Judicial review atau peninjauan yudisial sendiri merupakan istilah yang umum digunakan untuk menggambarkan otoritas Mahkamah Konstitusi untuk menilai undang undang terhadap UUD. Ada dua jenis pengujian baik secara teori maupun praktik yaitu yang pertama ada pengujian formil (formale toetsingsrecht) dan pengujian materiil (materiele toetsingsrecht). Setiap undang-undang atau peraturan harus tunduk pada prinsip-prinsip dan ketentuan-ketentuan yang selaras dalam UUD 1945 tanpa ada pertentangan. Undang-undang yang bertentangan dengan UUD 1945 dapat di cancel melalui judicial review atau peninjauan yudisial oleh Mahkamah Konstitusi Republik Indonesia.

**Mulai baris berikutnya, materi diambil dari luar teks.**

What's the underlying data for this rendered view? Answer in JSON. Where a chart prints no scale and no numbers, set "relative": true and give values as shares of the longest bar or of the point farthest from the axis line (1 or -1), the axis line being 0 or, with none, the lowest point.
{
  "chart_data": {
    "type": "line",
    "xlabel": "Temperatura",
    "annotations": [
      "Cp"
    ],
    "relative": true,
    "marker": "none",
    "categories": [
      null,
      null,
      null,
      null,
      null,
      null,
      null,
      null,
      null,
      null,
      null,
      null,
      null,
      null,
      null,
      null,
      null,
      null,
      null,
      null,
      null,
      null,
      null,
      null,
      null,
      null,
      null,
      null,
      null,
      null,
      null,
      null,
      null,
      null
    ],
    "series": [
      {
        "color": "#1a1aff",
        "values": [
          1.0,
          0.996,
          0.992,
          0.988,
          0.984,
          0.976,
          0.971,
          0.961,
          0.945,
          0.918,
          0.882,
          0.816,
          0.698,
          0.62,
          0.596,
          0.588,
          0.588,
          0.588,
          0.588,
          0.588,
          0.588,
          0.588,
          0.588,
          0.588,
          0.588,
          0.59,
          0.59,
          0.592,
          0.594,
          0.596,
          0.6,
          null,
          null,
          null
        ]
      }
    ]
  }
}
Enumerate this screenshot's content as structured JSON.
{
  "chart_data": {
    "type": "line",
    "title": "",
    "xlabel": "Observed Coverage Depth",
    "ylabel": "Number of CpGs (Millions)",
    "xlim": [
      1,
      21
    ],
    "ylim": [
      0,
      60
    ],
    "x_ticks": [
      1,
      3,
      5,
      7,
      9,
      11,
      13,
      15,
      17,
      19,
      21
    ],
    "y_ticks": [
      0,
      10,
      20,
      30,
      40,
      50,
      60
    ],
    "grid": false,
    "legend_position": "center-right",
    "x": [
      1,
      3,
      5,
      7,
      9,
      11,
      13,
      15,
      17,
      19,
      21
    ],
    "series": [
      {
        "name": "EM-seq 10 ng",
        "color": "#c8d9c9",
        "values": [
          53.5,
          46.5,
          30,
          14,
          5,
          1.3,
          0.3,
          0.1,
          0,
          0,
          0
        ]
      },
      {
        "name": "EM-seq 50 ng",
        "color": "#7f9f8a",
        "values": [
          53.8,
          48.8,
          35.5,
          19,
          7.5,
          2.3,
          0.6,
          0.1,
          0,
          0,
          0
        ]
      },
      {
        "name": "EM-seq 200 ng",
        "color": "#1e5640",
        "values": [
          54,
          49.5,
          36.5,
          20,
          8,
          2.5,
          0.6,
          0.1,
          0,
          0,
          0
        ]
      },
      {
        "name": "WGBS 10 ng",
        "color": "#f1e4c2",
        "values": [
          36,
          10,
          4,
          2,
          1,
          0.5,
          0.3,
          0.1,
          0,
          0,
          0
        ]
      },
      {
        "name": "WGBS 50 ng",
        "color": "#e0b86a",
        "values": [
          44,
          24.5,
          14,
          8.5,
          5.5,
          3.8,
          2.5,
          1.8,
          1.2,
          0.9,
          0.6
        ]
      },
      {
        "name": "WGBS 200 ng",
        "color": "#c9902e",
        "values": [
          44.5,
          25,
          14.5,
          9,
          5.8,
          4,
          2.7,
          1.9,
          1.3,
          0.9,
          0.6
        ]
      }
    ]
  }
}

Mahkamah Konstitusi (MK) memiliki peran yang penting dalam sistem hukum Indonesia, termasuk dalam pembuatan undang-undang. Meskipun MK bukan bagian dari lembaga legislatif seperti DPR (Dewan Perwakilan Rakyat) yang otomatis tidak memiliki kewenangan legislatif. Tetapi Mahkamah Konstitusi (MK) ini ada untuk memastikan bahwa undang-undang yang dibuat oleh DPR dan pemerintah sesuai dengan konstitusi. Berikut adalah beberapa peran utama MK dalam pembuatan undang-undang di Indonesia:
1. Uji Materi Undang-Undang: Mahkamah Konstitusi (MK) memiliki yurisdiksi untuk menilai keabsahan undang-undang yang telah disahkan oleh Dewan Perwakilan Rakyat (DPR) dan ditandatangani oleh presiden. Apabila Mahkamah Konstitusi memutuskan bahwa suatu undang-undang bertentangan dengan konstitusi, Mahkamah Konstitusi berwenang untuk menyatakan undang-undang tersebut batal demi hukum.
2. Pengujian Inisiatif Presiden: Sebelum disahkan oleh Dewan Perwakilan Rakyat (DPR), presiden memiliki hak prerogatif untuk mengajukan usulan undang-undang ke Mahkamah Konstitusi untuk penilaian awal konstitusionalitasnya. Mahkamah Konstitusi akan menilai konstitusionalitas rancangan undang-undang tersebut sebelum diberlakukan.
3. Memberikan Interpretasi Konstitusi: Mahkamah Konstitusi (MK) juga berperan dalam memberikan interpretasi konstitusi dalam putusan-putasannya. Interpretasi ini dapat memengaruhi cara undang-undang diterapkan dan diberlakukan.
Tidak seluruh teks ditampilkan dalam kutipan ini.